マルベリー(MULBERRY)の2017年秋冬コレクションは、「New Heirlooms」がテーマ。
イギリスで生まれたマルベリーの根底にある英国の歴史と文化。ブランド設立当時の1970年代から受け継がれてきたアイデンティティをクリエイティブ・ディレクターのジョニー・コカがどう調理するか。クリエーションの起点はそこから始まっている。
インスピレーション源となったのは、1970年代当時のマルベリーにも影響を与えた、英国の乗馬および田舎の人々の暮らしだ。フランス語で“ル・スティル・アングレ”と呼ばれるこの要素は懐かしさと暖かさを併せ持っている。そこにコカは、都会的な要素、街の雰囲気を持ち込み、さらに様々な時代の断片をコラージュさせて、新しいスタイルを構築する。

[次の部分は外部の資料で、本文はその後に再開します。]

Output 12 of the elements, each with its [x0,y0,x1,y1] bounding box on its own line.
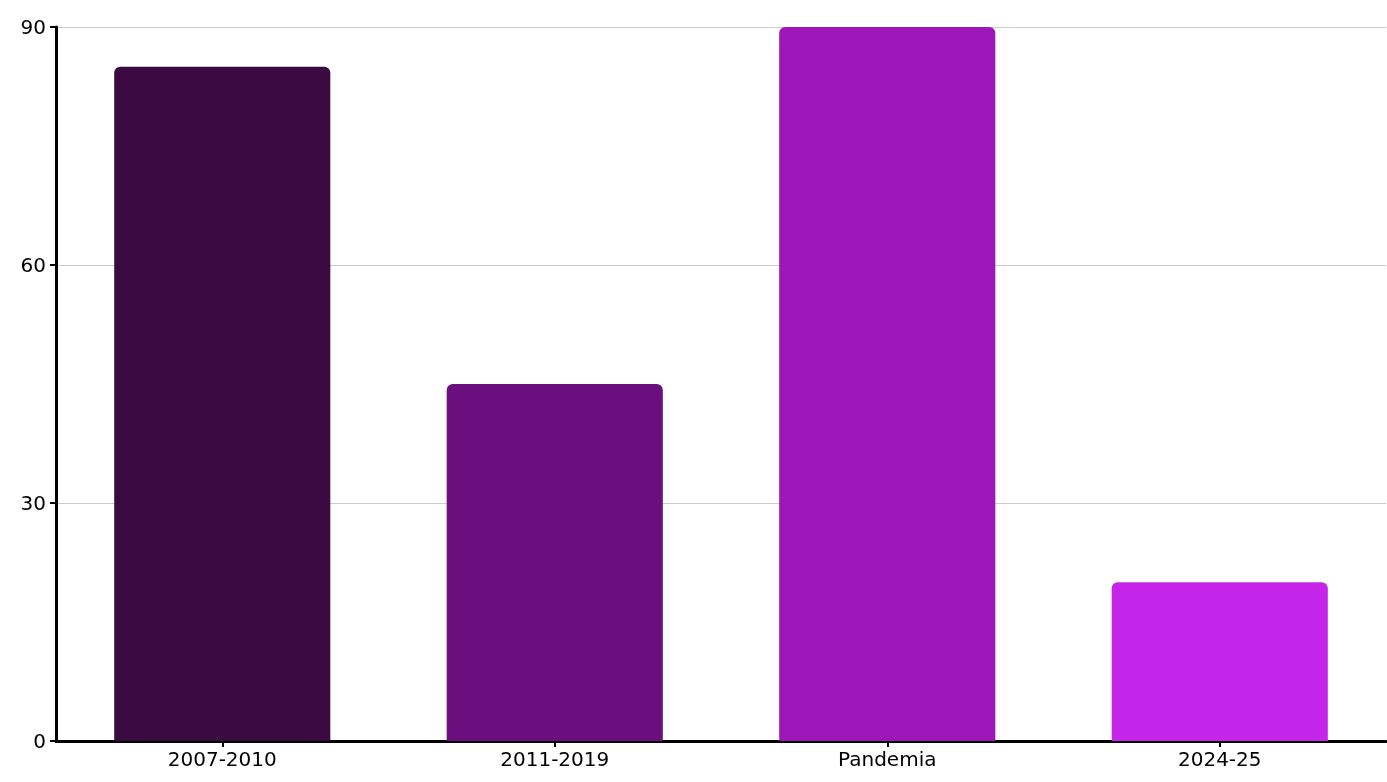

コレクションの基盤となった田舎風ドレスは、細長いラインとゆったりとしたウエストがポイントだ。ドレスの上には、1920年代の装いを参考にしたレースや刺繍などをのせた。また、古い工芸品から着想した更紗コットンのかぎ針編みをジャケットの上、スカートの裾など至る所に散りばめて、手作り風の温かい空気を流し込む。
現代的な要素としては、機能性の充実が挙げられる。馬術から着想してスカートのサイドにはカッティングを。またキルティング素材も多用し、中にたくさん重ね着できるビックサイズのケープへと変身させた。
また、パンクの要素の取り込みもモダンな遊び心といえる。時折差し込んだニットソックスには、パンクミュージックから影響を受けたモヘアを使用。意表を突くのは素材だけでなく、足元から顔を出すミント、ウォリスブルー、パープルといった刺激的な色彩も同様だ。